当時、全国ネットで実況を務めた福島テレビの元アナウンサー高橋雄一さんはこのレースのことをはっきりと覚えている。「ターボエンジン全開」というフレーズが3回出てくる。「当時の車を意識して出た言葉だった」と振り返る。
1回目は1コーナーを回ったあたりで「ここでも速いとは思っていた」という。2回目は3コーナーから4コーナーに差し掛かるところ。「1000m通過が57秒台というのがわかっていたしどう見てもペースが速すぎた。後続が一気に来て、ゴール前はぐちゃぐちゃになって波乱になるんじゃないかと思った。ツインターボは大丈夫なのかと。そんな気持ちだった」
実況のプロでもそう思うような玉砕的な逃げだった。
ターボエンジン全開を見せたツインターボ
しかし、勢いは落ちない。
直線に向いて中舘騎手はムチを入れて追った。のちに宝塚記念2着、有馬記念4着とGⅠで好走する2番人気のアイルトンシンボリ、1番人気ダイワジェームスが追ってきた。

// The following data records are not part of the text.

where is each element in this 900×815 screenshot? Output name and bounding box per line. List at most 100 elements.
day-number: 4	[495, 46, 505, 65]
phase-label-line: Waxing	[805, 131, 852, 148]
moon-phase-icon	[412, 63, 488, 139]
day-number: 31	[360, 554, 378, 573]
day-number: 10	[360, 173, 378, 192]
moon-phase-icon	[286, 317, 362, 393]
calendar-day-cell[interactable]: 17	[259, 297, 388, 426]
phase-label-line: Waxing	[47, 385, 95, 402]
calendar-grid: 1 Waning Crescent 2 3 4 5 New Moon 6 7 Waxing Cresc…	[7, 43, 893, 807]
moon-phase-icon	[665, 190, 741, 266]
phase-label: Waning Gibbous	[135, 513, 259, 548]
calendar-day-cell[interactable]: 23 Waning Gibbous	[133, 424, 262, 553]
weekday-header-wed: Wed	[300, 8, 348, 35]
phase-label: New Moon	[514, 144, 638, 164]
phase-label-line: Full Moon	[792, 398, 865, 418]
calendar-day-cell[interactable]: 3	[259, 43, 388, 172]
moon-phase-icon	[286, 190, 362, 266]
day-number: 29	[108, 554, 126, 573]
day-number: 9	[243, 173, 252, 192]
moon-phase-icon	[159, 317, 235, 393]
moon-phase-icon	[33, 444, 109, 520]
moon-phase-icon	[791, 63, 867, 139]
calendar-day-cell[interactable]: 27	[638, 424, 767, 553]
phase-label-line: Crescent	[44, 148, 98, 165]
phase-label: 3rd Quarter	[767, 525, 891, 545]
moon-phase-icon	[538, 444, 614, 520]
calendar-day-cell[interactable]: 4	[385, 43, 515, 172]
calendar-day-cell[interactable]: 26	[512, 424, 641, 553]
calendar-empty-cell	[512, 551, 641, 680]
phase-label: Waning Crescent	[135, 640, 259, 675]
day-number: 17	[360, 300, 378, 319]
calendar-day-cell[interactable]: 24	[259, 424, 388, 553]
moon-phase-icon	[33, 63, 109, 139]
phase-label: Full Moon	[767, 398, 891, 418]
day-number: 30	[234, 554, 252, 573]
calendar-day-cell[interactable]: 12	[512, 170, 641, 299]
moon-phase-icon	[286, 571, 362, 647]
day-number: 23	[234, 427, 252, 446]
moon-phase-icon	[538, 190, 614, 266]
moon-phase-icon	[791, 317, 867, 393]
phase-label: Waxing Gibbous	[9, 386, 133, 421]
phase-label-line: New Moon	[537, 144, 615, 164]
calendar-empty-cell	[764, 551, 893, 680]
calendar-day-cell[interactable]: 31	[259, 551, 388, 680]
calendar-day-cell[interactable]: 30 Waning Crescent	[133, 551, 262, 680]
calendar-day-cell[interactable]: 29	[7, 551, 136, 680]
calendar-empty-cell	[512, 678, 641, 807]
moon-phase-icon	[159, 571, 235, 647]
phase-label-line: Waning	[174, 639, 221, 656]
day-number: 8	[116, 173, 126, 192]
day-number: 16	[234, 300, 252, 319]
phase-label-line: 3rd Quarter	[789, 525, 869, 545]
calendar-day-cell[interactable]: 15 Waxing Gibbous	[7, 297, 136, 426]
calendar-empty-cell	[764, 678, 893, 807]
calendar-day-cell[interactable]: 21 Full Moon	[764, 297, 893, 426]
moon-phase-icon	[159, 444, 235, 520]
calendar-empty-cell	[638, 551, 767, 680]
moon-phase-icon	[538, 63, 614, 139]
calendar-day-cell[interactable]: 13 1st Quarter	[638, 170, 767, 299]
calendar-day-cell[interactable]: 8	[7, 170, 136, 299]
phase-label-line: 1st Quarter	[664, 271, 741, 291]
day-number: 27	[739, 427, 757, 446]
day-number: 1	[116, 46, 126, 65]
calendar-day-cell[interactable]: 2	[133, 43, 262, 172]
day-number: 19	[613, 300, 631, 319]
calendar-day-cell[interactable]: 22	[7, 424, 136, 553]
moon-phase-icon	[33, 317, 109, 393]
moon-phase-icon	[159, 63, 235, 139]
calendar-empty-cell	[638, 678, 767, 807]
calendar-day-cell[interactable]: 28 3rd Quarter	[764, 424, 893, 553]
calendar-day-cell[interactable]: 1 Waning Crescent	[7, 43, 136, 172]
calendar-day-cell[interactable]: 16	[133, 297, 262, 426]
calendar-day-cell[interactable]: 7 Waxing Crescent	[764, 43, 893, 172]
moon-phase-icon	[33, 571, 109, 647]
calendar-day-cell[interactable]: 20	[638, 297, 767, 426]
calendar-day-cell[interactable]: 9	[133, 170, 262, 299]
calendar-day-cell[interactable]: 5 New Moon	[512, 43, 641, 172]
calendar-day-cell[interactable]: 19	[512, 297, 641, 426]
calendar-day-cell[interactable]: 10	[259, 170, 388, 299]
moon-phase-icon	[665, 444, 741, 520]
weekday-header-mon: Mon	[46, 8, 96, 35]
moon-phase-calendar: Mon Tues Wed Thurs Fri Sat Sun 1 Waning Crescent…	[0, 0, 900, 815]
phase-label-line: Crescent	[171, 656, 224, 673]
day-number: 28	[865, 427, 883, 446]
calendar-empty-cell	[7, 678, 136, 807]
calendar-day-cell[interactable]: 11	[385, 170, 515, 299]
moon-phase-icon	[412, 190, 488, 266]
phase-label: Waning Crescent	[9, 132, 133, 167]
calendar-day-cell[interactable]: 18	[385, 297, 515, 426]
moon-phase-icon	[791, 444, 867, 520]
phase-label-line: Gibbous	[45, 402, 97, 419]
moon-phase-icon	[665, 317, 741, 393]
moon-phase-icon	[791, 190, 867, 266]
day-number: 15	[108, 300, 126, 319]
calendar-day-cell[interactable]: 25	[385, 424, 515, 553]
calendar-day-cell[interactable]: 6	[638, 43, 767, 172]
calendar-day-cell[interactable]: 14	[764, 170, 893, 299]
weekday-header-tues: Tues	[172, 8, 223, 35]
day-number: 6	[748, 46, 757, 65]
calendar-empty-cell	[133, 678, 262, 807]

ツインターボは最後の力を振り絞った。終わってみれば4馬身差圧勝。圧巻の逃走劇で場内は熱狂に包まれた。実況した高橋さんはゴール前で3回目のフレーズを叫んだ。
「全開だ、ターボエンジン。逃げ切った」
1分59秒5は初めて2分を切る七夕賞のレースレコード。ツインターボはラジオたんぱ賞以来2年ぶりの重賞2勝目で夏の福島競馬の重賞2レース完全制覇は初の快挙となった。
1着⑯ツインターボ(牡6 美浦・笹倉)1分59秒5(55中舘)
2着①アイルトンシンボリ(牡5 美浦・畠山重)4馬身差(56田中勝)
3着⑨ダイワジェームス(牡5 美浦・秋山)2馬身半差(55蛯名)
中舘騎手にとってはうれしい重賞2勝目となった。
もともと先行馬で巧みな騎乗を見せることに定評があったジョッキーだが、この七夕賞以降「逃げの中舘」のイメージは完全に定着した。ツインターボとのコンビは実は23戦中6戦だけ。それでもツインターボと中舘のコンビは長く語り継がれている。まさに七夕賞は一期一会だった。続くオールカマーではライスシャワー、シスタートウショウらのGⅠ馬を従えて堂々の逃走劇を見せた。このときの逃げは1000m59秒台。
レース後にパトロールフィルムを見た中舘騎手は「そんなに速くないのになぜ後ろは追って来なかったんだろう」と思ったという。この七夕賞の強烈な逃げがあったからこそ、後続の騎手はハイペースと感じて追い掛けることができなかったのだ。